Secondo l’analisi del Centro studi di Unimpresa, che ha incrociato dati dell’Istat e della Corte dei conti, nel 2020 le famiglie in povertà sono aumentate di 334.000 unità (+20%) passando da 1 milione e 674mila del 2019 a 2 milioni e 8mila. Al Nord si è registrato l’incremento più consistente con un incremento di 218mila nuclei (+30%) da 726mila a 944mila totali. Aumenti rilevanti sono stati toccati anche al Centro (+21,5%), con una crescita di 52mila nuclei familiari in più, da 242mila a 294mila, e al Sud (+9%), con una salita di 64mila famiglie, da 706mila a 770mila. Per la prima volta negli ultimi cinque anni, dunque, il numero delle famiglie povere supera quota 2 milioni: nel 2016 erano 1,6 milioni, nel 2017 erano salite a 1,7 milioni, nel 2018 erano aumentate ancora a 1,8 milioni e nel 2019 erano scese a 1,6 milioni. Complessivamente, dal 2016 al 2020, si è registrato un aumento di 389mila unità (+24%). A partire dal 2016 (609mila unità) al Nord si è registrata una progressiva salita: 609mila famiglie povere nel 2016, 661mila nel 2017, 716mila nel 2018, 726mila nel 2019, 944mila nel 2020, con una variazione, nell’arco dei cinque anni, di 335mila unità (+55%). Al Centro, invece, si è registrato addirittura un calo, su base quinquennale; dai 311mila nuclei familiari del 2016, ai 271mila del 2017, ai 284mila del 2018, ai 242mila del 2019, ai 294mila del 2020: in totale, dal 2016 al 2020, si è registrata una diminuzione di 17mila unità (-5,5%). Andamento altalenante al Sud: le famiglie povere, cresciute di 71mila unità (+10,2%) su base quinquennale, erano 699mila nel 2016, sono salite a 845mila nel 2017, sono scese a 822mila nel 2018 e ancora a 706mila nel 2019, per poi tornare a crescere proprio nel 2020, con la pandemia, a quota 770mila.

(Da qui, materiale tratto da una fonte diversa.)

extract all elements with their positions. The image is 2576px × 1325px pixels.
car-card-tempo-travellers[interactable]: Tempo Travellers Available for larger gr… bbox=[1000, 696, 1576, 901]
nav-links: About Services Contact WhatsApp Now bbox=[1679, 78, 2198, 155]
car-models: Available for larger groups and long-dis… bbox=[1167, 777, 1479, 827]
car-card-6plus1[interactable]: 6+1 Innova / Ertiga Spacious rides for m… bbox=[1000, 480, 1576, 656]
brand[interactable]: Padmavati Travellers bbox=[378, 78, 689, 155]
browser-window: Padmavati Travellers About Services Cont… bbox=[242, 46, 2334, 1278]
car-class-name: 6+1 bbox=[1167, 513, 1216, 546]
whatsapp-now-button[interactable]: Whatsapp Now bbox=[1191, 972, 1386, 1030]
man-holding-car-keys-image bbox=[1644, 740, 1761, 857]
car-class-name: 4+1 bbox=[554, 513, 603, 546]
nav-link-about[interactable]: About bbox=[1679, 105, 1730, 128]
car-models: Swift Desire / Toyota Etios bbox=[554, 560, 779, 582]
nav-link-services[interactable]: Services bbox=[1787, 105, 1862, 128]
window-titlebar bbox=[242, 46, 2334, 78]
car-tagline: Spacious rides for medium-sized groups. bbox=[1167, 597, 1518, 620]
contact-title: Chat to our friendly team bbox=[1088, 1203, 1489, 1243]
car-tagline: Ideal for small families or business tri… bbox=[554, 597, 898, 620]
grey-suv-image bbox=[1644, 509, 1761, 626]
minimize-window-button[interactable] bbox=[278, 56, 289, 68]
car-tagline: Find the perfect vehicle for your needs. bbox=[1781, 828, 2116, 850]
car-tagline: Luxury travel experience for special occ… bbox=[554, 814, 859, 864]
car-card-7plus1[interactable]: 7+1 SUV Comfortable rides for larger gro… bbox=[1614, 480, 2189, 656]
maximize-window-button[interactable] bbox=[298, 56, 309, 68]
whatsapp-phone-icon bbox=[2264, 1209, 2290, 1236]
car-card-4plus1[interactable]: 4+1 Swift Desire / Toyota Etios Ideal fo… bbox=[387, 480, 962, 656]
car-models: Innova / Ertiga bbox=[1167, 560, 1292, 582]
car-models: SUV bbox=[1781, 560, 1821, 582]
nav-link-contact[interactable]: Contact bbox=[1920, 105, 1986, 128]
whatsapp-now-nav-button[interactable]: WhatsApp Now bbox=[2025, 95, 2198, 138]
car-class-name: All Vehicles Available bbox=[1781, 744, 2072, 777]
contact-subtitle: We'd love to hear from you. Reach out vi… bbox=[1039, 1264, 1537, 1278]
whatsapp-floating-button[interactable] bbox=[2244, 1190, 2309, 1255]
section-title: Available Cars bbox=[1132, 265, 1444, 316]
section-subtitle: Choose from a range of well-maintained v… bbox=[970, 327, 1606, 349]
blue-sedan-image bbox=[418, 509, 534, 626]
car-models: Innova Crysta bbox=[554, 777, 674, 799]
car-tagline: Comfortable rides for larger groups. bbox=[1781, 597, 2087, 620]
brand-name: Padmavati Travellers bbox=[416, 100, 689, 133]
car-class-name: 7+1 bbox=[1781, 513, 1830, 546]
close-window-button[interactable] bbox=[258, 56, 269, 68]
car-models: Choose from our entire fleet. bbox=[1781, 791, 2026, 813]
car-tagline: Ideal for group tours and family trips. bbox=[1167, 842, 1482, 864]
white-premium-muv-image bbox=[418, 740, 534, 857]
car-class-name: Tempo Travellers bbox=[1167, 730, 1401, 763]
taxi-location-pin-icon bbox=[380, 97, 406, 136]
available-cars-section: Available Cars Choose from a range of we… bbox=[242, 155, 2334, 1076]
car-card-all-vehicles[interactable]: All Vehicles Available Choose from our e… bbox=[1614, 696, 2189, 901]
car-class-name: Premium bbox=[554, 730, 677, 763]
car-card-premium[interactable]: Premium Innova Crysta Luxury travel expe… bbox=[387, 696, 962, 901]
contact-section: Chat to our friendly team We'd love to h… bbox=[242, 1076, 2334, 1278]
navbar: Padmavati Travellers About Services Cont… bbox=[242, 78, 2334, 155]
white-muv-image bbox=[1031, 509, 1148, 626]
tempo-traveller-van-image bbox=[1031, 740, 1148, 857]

«Il governo sostiene che il Piano nazionale di ripresa e resilienza, finanziato dagli oltre 200 miliardi di euro del Recovery Fund, possa dare la necessaria spinta alla nostra economia. Noi pensiamo che molto di più andava fatto nei mesi scorsi e temiamo che, al termine del blocco dei licenziamenti, ci troveremo di fronte a una emorragia di posti di lavoro impossibile da arginare. Senza prospettive e certezze, del resto, le aziende del nostro Paese non possono pagare stipendi accumulando perdite» aggiunge il presidente di Unimpresa.